CMV infection: prognostic factors
Faculty of Medicine and Health Sciences
Proceedings of the 8th world congress of perinatal medicine
8th World Congress of Perinatal Medicine, SEP 09-13, 2007, Florence, ITALY
, p. 157-160
University of Antwerp
Infection before 20 weeks seems to have a worse prognosis. The maternal immune response, placental permeability, intraplacental viral proliferation with transient placental insufficiency, virulence of the viral strain, viral load and the fetal immune respons can alter transmission and disease rate. Ultrasound nor MRI can exclude a severely affected child. The sensitivity of PCR on amniotic fluid is influenced by the test used, the time since infection, gestational age and viral load, making comparisons difficult and explaining contradictory results on a viral load cut off to predict fetal disease.

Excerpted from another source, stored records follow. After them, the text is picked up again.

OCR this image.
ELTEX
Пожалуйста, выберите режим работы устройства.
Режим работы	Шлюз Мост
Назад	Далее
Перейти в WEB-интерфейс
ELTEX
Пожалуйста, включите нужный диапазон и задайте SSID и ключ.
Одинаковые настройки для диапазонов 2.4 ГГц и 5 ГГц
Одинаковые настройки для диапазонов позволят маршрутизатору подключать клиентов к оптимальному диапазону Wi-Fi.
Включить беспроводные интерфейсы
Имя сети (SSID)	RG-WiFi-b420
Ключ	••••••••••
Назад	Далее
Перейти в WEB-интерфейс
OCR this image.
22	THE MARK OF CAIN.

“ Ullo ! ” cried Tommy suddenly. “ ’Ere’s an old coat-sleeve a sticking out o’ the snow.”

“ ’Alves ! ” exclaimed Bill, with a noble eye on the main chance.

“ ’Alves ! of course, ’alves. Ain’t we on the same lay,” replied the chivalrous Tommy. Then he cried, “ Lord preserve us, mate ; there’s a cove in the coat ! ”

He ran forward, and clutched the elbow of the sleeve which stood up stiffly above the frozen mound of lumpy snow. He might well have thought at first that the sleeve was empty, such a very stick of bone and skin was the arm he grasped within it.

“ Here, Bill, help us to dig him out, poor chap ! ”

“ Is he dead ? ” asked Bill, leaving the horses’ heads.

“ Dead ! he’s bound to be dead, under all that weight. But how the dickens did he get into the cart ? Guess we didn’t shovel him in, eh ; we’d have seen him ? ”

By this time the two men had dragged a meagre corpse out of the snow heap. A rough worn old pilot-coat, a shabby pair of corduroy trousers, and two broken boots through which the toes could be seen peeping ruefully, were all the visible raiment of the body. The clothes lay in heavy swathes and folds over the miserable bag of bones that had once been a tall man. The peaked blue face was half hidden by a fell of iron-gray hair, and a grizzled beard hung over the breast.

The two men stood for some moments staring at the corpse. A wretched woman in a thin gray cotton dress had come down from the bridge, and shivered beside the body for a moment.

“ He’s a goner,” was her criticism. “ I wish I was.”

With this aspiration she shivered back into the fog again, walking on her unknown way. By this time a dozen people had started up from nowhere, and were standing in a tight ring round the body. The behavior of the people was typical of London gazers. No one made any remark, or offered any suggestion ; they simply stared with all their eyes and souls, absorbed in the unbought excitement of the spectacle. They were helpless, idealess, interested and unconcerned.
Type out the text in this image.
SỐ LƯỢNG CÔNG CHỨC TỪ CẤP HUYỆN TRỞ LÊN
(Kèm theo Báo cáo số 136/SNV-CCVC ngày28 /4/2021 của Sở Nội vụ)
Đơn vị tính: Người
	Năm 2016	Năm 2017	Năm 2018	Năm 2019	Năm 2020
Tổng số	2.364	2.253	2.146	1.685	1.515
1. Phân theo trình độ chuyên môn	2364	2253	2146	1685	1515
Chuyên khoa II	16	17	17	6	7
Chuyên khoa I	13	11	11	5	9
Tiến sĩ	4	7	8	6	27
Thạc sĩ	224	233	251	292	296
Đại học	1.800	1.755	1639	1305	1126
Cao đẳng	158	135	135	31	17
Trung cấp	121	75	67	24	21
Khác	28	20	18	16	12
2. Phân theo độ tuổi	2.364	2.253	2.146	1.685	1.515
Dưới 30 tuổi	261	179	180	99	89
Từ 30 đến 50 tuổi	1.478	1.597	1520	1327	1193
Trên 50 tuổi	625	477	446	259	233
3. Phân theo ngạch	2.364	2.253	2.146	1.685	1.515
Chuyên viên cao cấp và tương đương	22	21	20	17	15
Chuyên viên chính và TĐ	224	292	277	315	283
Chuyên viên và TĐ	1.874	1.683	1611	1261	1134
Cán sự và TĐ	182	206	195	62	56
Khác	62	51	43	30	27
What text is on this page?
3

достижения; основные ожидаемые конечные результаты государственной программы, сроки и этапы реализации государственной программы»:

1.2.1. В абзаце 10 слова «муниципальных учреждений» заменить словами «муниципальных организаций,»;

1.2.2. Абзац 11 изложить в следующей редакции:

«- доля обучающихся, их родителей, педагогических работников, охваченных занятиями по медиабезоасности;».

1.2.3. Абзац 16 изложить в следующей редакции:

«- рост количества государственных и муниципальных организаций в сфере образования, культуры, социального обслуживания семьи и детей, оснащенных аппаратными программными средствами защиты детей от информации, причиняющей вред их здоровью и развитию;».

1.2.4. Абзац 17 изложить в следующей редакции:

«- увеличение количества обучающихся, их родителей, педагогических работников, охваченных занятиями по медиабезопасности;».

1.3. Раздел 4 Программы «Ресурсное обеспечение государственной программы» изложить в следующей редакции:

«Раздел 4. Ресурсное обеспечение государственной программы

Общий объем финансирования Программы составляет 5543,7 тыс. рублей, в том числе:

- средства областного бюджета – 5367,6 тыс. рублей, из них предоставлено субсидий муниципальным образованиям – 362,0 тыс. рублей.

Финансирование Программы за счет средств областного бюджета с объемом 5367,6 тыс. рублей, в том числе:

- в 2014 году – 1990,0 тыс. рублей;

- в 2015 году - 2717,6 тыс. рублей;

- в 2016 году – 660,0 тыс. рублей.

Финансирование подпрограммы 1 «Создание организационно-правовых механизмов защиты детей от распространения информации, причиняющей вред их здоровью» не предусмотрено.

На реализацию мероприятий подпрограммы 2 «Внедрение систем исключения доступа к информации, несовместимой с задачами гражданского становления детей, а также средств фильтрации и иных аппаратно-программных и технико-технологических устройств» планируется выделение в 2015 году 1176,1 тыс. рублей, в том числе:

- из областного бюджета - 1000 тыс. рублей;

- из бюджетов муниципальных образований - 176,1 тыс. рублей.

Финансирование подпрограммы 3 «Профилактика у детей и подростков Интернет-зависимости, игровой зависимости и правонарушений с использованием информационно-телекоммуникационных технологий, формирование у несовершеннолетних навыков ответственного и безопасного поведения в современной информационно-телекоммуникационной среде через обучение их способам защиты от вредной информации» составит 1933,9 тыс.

PCR on fetal cells in maternal blood has been reported once but has not yet been reproduced. Ganciclovir and foscarnet have serious side effects, valaciclovir has less side effects, shows good penetration to the fetal compartment and improved outcome is suggested in an uncontrolled study. CMV immunoglobulin has also shown promising results in a non-randomised study. Vaccination probably has to stimulate both a humoral and a cellular C4-CD8 immune response, but is far from available.